Ceuta : WhatsApp donnait l’heure, Facebook les cartes, TikTok l’envie de partir
Avant la tentative massive d’entrée à Ceuta, les réseaux sociaux n’ont pas tous joué le même rôle. TikTok attirait les candidats, Facebook regroupait les itinéraires, tandis que WhatsApp transformait l’envie de partir en rendez-vous concret.
Dans les semaines précédant les événements des 30 et 31 juillet, une spécialisation progressive des plateformes s’est dessinée.

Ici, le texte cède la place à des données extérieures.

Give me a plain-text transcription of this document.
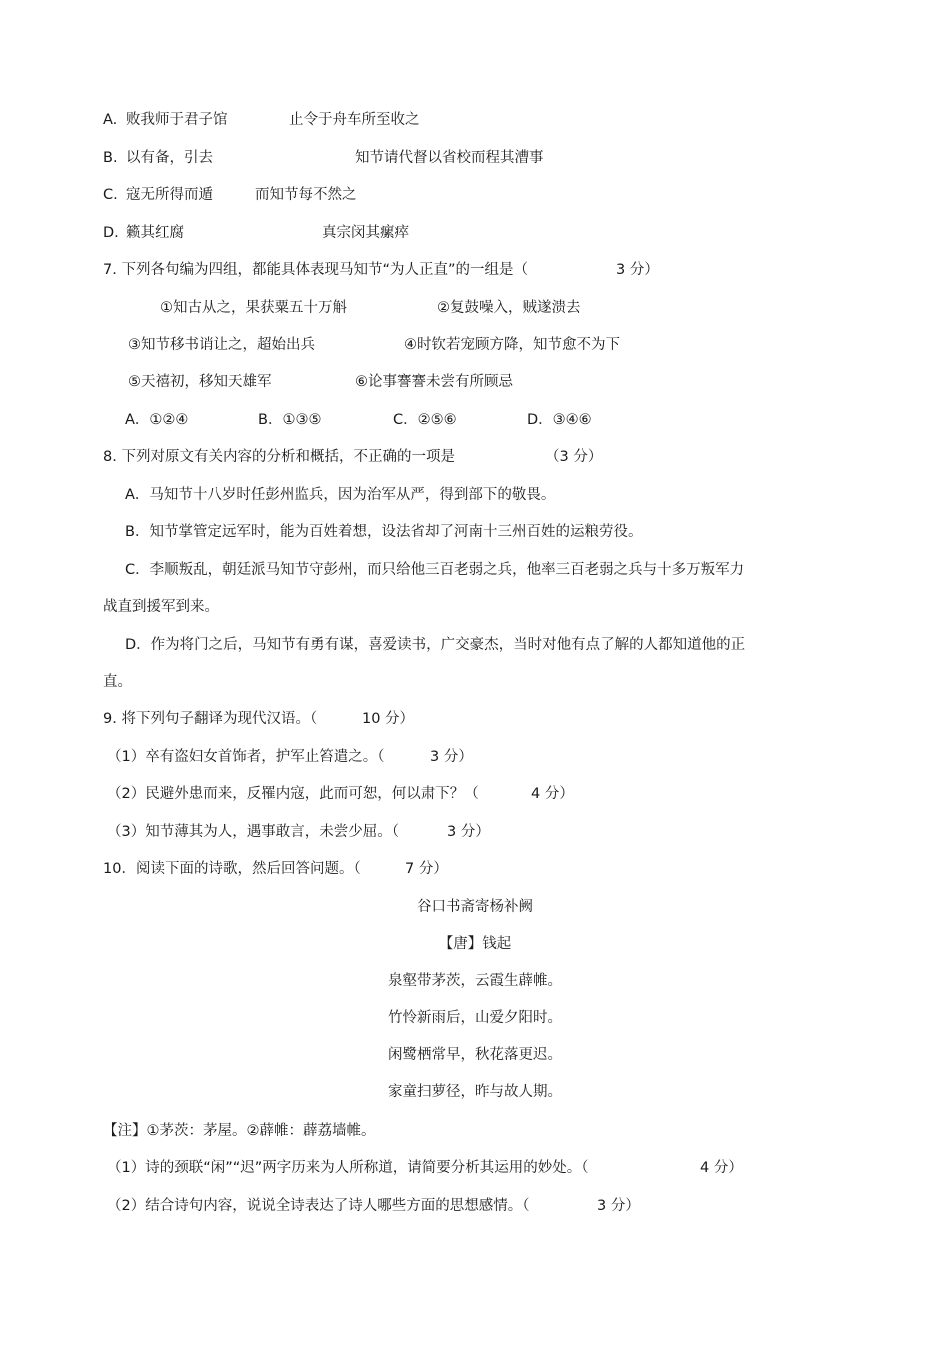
A. 败我师于君子馆	止令于舟车所至收之
B. 以有备，引去	知节请代督以省校而程其漕事
C. 寇无所得而遁	而知节每不然之
D. 籁其红腐	真宗闵其瘰瘁
7. 下列各句编为四组，都能具体表现马知节“为人正直”的一组是（	3 分）
①知古从之，果获粟五十万斛	②复鼓噪入，贼遂溃去
③知节移书诮让之，超始出兵	④时钦若宠顾方降，知节愈不为下
⑤天禧初，移知天雄军	⑥论事謇謇未尝有所顾忌
A．①②④	B．①③⑤	C．②⑤⑥	D．③④⑥
8. 下列对原文有关内容的分析和概括，不正确的一项是	（3 分）
A．马知节十八岁时任彭州监兵，因为治军从严，得到部下的敬畏。
B．知节掌管定远军时，能为百姓着想，设法省却了河南十三州百姓的运粮劳役。
C．李顺叛乱，朝廷派马知节守彭州，而只给他三百老弱之兵，他率三百老弱之兵与十多万叛军力
战直到援军到来。
D．作为将门之后，马知节有勇有谋，喜爱读书，广交豪杰，当时对他有点了解的人都知道他的正
直。
9. 将下列句子翻译为现代汉语。（	10 分）
（1）卒有盗妇女首饰者，护军止笞遣之。（	3 分）
（2）民避外患而来，反罹内寇，此而可恕，何以肃下？（	4 分）
（3）知节薄其为人，遇事敢言，未尝少屈。（	3 分）
10．阅读下面的诗歌，然后回答问题。（	7 分）
谷口书斋寄杨补阙
【唐】钱起
泉壑带茅茨，云霞生薜帷。
竹怜新雨后，山爱夕阳时。
闲鹭栖常早，秋花落更迟。
家童扫萝径，昨与故人期。
【注】①茅茨：茅屋。②薜帷：薜荔墙帷。
（1）诗的颈联“闲”“迟”两字历来为人所称道，请简要分析其运用的妙处。（	4 分）
（2）结合诗句内容，说说全诗表达了诗人哪些方面的思想感情。（	3 分）
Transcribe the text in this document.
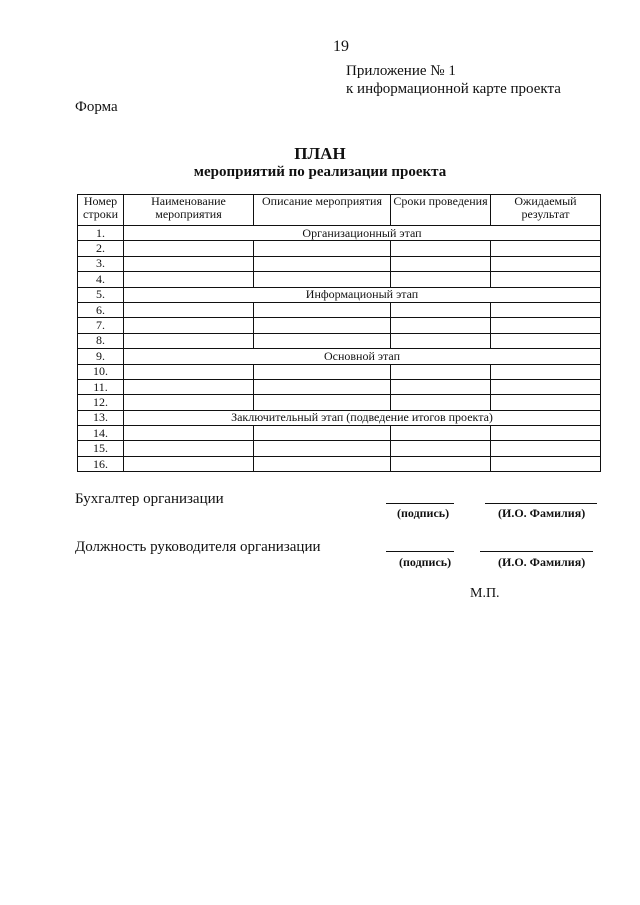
19
Приложение № 1
к информационной карте проекта
Форма
ПЛАН
мероприятий по реализации проекта
Номер строки	Наименование мероприятия	Описание мероприятия	Сроки проведения	Ожидаемый результат
1.	Организационный этап			
2.				
3.				
4.				
5.	Информационый этап			
6.				
7.				
8.				
9.	Основной этап			
10.				
11.				
12.				
13.	Заключительный этап (подведение итогов проекта)			
14.				
15.				
16.				
Бухгалтер организации
(подпись)	(И.О. Фамилия)
Должность руководителя организации
(подпись)	(И.О. Фамилия)
М.П.
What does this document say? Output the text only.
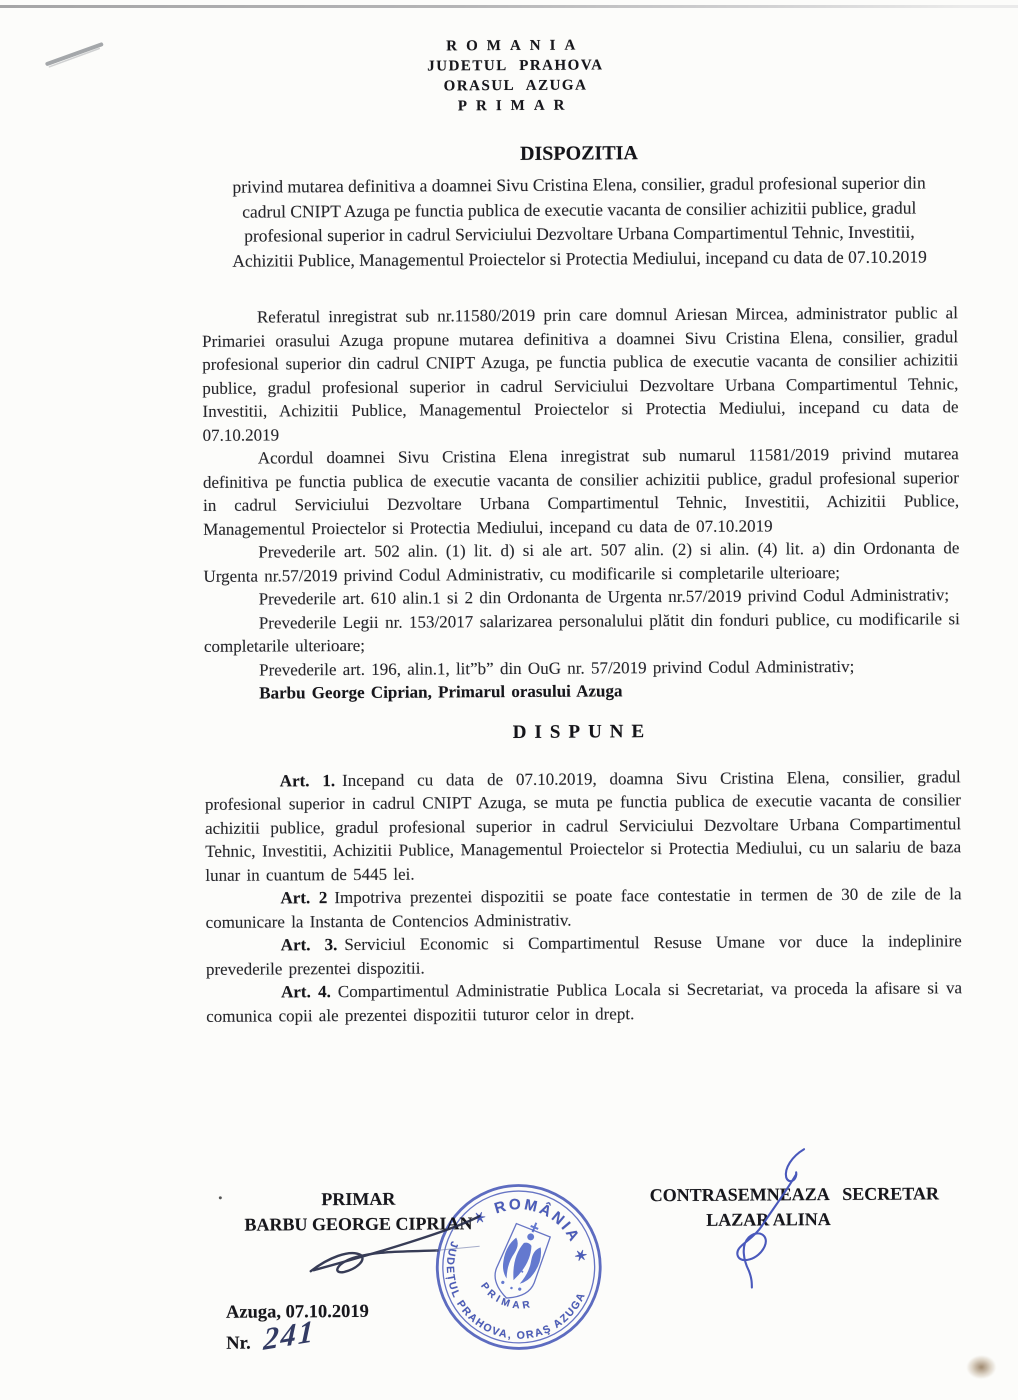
ROMANIA
JUDETUL PRAHOVA
ORASUL AZUGA
PRIMAR
DISPOZITIA
privind mutarea definitiva a doamnei Sivu Cristina Elena, consilier, gradul profesional superior din cadrul CNIPT Azuga pe functia publica de executie vacanta de consilier achizitii publice, gradul profesional superior in cadrul Serviciului Dezvoltare Urbana Compartimentul Tehnic, Investitii, Achizitii Publice, Managementul Proiectelor si Protectia Mediului, incepand cu data de 07.10.2019

Referatul inregistrat sub nr.11580/2019 prin care domnul Ariesan Mircea, administrator public al Primariei orasului Azuga propune mutarea definitiva a doamnei Sivu Cristina Elena, consilier, gradul profesional superior din cadrul CNIPT Azuga, pe functia publica de executie vacanta de consilier achizitii publice, gradul profesional superior in cadrul Serviciului Dezvoltare Urbana Compartimentul Tehnic, Investitii, Achizitii Publice, Managementul Proiectelor si Protectia Mediului, incepand cu data de 07.10.2019

Acordul doamnei Sivu Cristina Elena inregistrat sub numarul 11581/2019 privind mutarea definitiva pe functia publica de executie vacanta de consilier achizitii publice, gradul profesional superior in cadrul Serviciului Dezvoltare Urbana Compartimentul Tehnic, Investitii, Achizitii Publice, Managementul Proiectelor si Protectia Mediului, incepand cu data de 07.10.2019

Prevederile art. 502 alin. (1) lit. d) si ale art. 507 alin. (2) si alin. (4) lit. a) din Ordonanta de Urgenta nr.57/2019 privind Codul Administrativ, cu modificarile si completarile ulterioare;

Prevederile art. 610 alin.1 si 2 din Ordonanta de Urgenta nr.57/2019 privind Codul Administrativ;

Prevederile Legii nr. 153/2017 salarizarea personalului plătit din fonduri publice, cu modificarile si completarile ulterioare;

Prevederile art. 196, alin.1, lit”b” din OuG nr. 57/2019 privind Codul Administrativ;

Barbu George Ciprian, Primarul orasului Azuga

DISPUNE

Art. 1. Incepand cu data de 07.10.2019, doamna Sivu Cristina Elena, consilier, gradul profesional superior in cadrul CNIPT Azuga, se muta pe functia publica de executie vacanta de consilier achizitii publice, gradul profesional superior in cadrul Serviciului Dezvoltare Urbana Compartimentul Tehnic, Investitii, Achizitii Publice, Managementul Proiectelor si Protectia Mediului, cu un salariu de baza lunar in cuantum de 5445 lei.

Art. 2 Impotriva prezentei dispozitii se poate face contestatie in termen de 30 de zile de la comunicare la Instanta de Contencios Administrativ.

Art. 3. Serviciul Economic si Compartimentul Resuse Umane vor duce la indeplinire prevederile prezentei dispozitii.

Art. 4. Compartimentul Administratie Publica Locala si Secretariat, va proceda la afisare si va comunica copii ale prezentei dispozitii tuturor celor in drept.

· PRIMAR
BARBU GEORGE CIPRIAN
CONTRASEMNEAZA SECRETAR
LAZAR ALINA
✶ ROMÂNIA ✶
JUDEȚUL PRAHOVA, ORAŞ AZUGA
PRIMAR
Azuga, 07.10.2019
Nr. 241
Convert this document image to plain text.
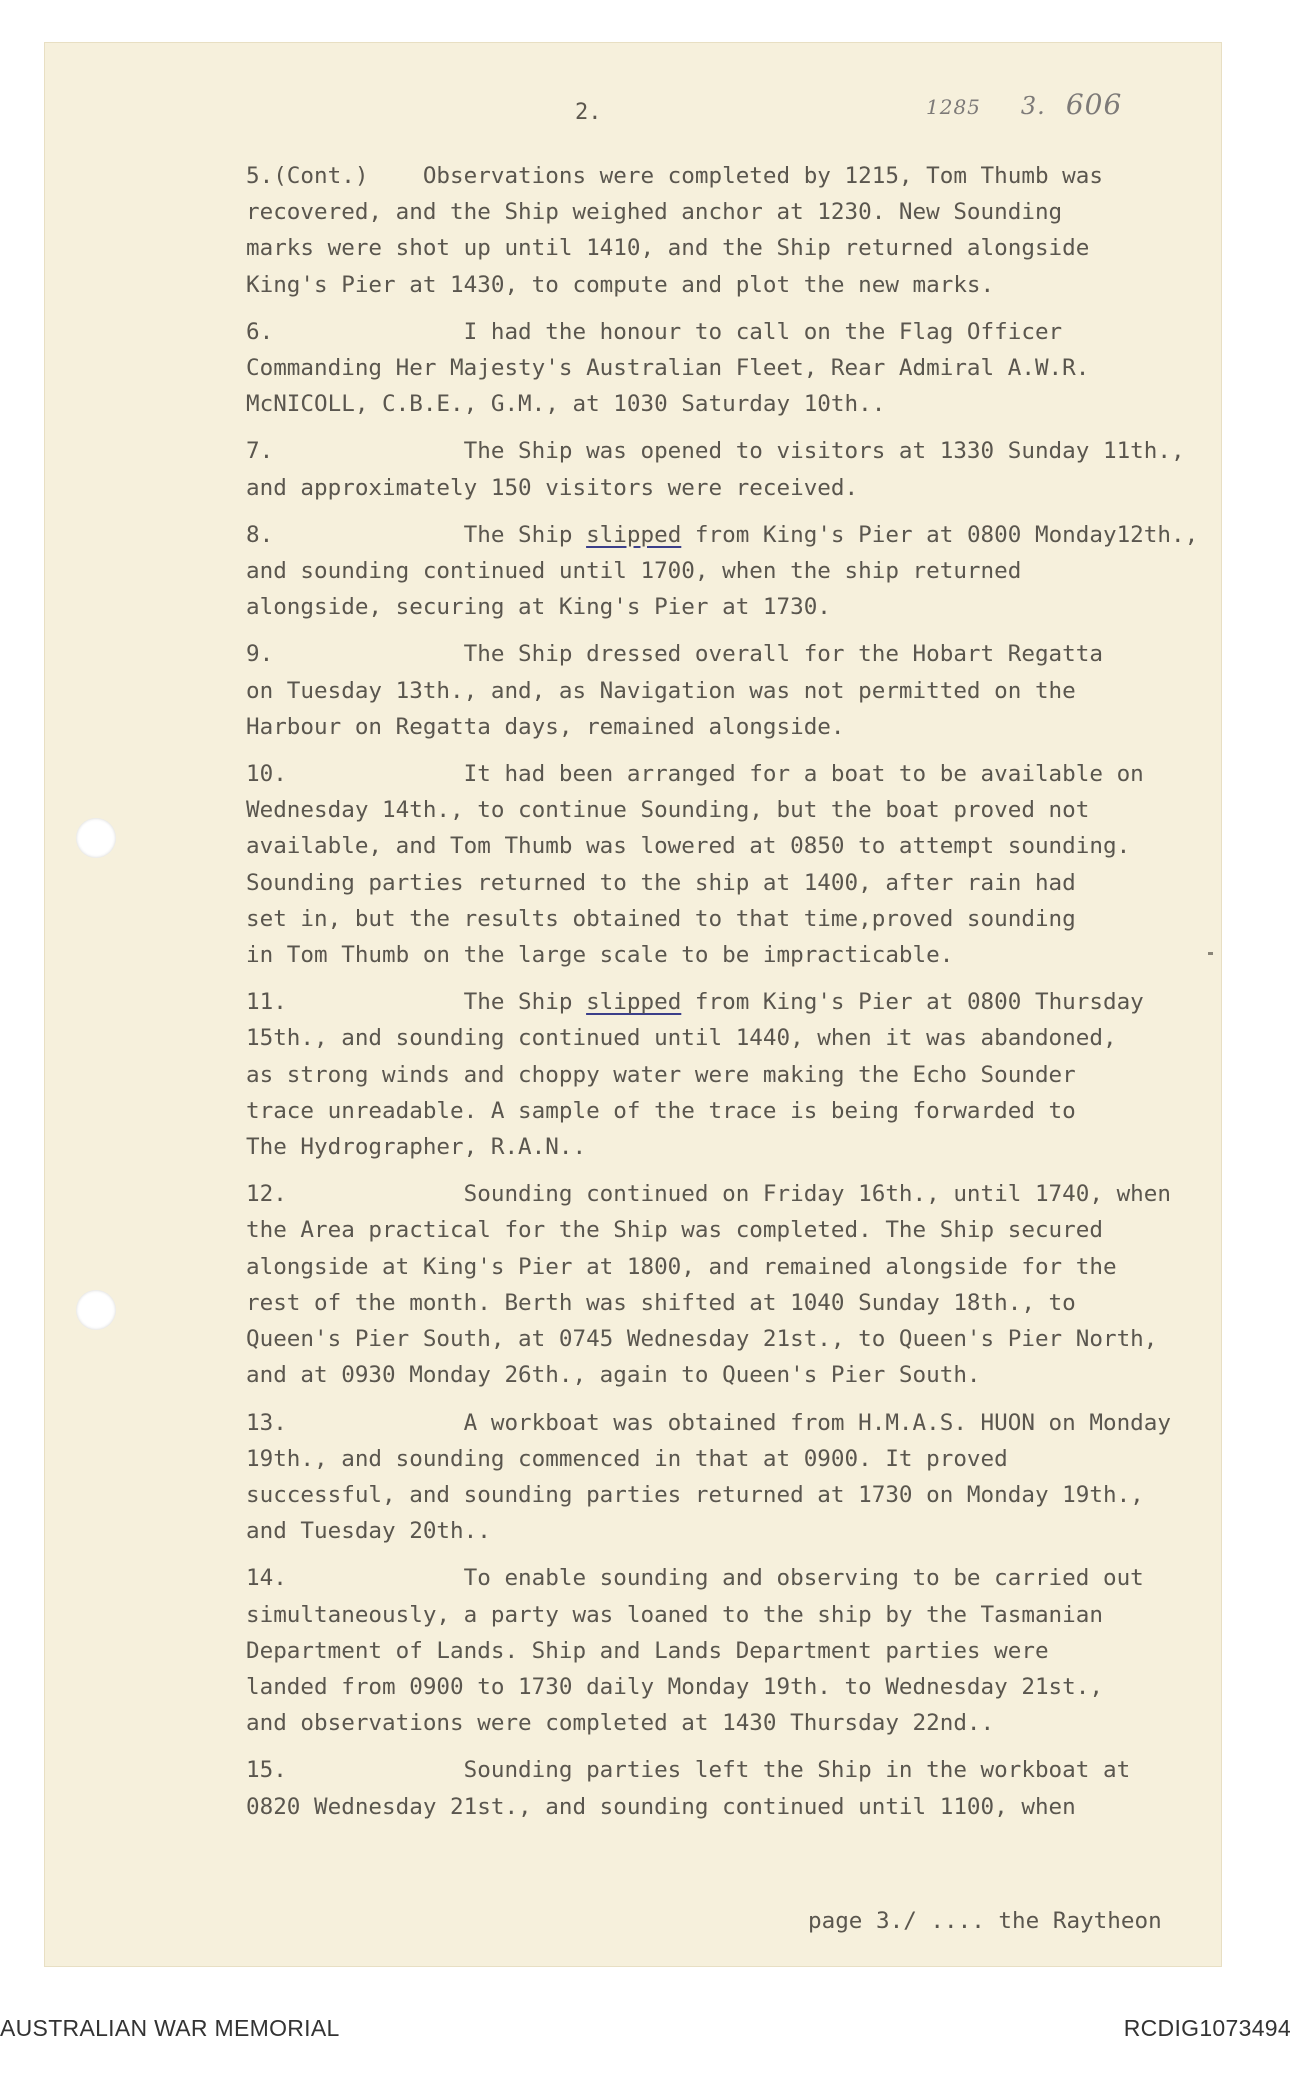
2.	1285 3. 606
5.(Cont.)    Observations were completed by 1215, Tom Thumb was
recovered, and the Ship weighed anchor at 1230. New Sounding
marks were shot up until 1410, and the Ship returned alongside
King's Pier at 1430, to compute and plot the new marks.
6.              I had the honour to call on the Flag Officer
Commanding Her Majesty's Australian Fleet, Rear Admiral A.W.R.
McNICOLL, C.B.E., G.M., at 1030 Saturday 10th..
7.              The Ship was opened to visitors at 1330 Sunday 11th.,
and approximately 150 visitors were received.
8.              The Ship slipped from King's Pier at 0800 Monday12th.,
and sounding continued until 1700, when the ship returned
alongside, securing at King's Pier at 1730.
9.              The Ship dressed overall for the Hobart Regatta
on Tuesday 13th., and, as Navigation was not permitted on the
Harbour on Regatta days, remained alongside.
10.             It had been arranged for a boat to be available on
Wednesday 14th., to continue Sounding, but the boat proved not
available, and Tom Thumb was lowered at 0850 to attempt sounding.
Sounding parties returned to the ship at 1400, after rain had
set in, but the results obtained to that time,proved sounding
in Tom Thumb on the large scale to be impracticable.
11.             The Ship slipped from King's Pier at 0800 Thursday
15th., and sounding continued until 1440, when it was abandoned,
as strong winds and choppy water were making the Echo Sounder
trace unreadable. A sample of the trace is being forwarded to
The Hydrographer, R.A.N..
12.             Sounding continued on Friday 16th., until 1740, when
the Area practical for the Ship was completed. The Ship secured
alongside at King's Pier at 1800, and remained alongside for the
rest of the month. Berth was shifted at 1040 Sunday 18th., to
Queen's Pier South, at 0745 Wednesday 21st., to Queen's Pier North,
and at 0930 Monday 26th., again to Queen's Pier South.
13.             A workboat was obtained from H.M.A.S. HUON on Monday
19th., and sounding commenced in that at 0900. It proved
successful, and sounding parties returned at 1730 on Monday 19th.,
and Tuesday 20th..
14.             To enable sounding and observing to be carried out
simultaneously, a party was loaned to the ship by the Tasmanian
Department of Lands. Ship and Lands Department parties were
landed from 0900 to 1730 daily Monday 19th. to Wednesday 21st.,
and observations were completed at 1430 Thursday 22nd..
15.             Sounding parties left the Ship in the workboat at
0820 Wednesday 21st., and sounding continued until 1100, when
page 3./ .... the Raytheon
AUSTRALIAN WAR MEMORIAL	RCDIG1073494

Les vidéos suscitaient l’envie, les groupes publics fournissaient des informations pratiques et les messageries servaient à coordonner les déplacements vers la frontière.
Sur Bladi.net : Ces numéros algériens qui guidaient les migrants jusqu’au Sebta
Ce fonctionnement ressort d’un rapport OSINT réalisé par l’analyste espagnol José María Gil Garre à partir de publications accessibles publiquement et de contenus surveillés entre le 15 juin et le 2 août 2026. Le document ne provient pas d’un service officiel espagnol et n’établit aucune responsabilité pénale ou politique.
La mobilisation aurait d’abord été alimentée par une interprétation déformée d’une décision rendue le 8 juillet par le Tribunal suprême espagnol sur le sort de migrants interceptés en mer. Des publications ont transformé cette décision en un message beaucoup plus simple : la frontière serait désormais « légalement ouverte » et les personnes atteignant Ceuta ne pourraient plus être renvoyées immédiatement.
TikTok a ensuite servi d’accélérateur. Des vidéos montraient des arrivées précédentes, des jeunes affirmant avoir atteint le territoire espagnol ou des portions de côte présentées comme moins surveillées. Leur objectif n’était pas d’organiser directement les départs, mais de présenter le passage comme possible et moins dangereux qu’il ne l’était réellement.
Instagram renforçait cette impression en diffusant des images de réussite et des témoignages de personnes disant avoir atteint Ceuta. Les internautes étaient encouragés à partager ces contenus, ce qui permettait de toucher rapidement de nouveaux candidats.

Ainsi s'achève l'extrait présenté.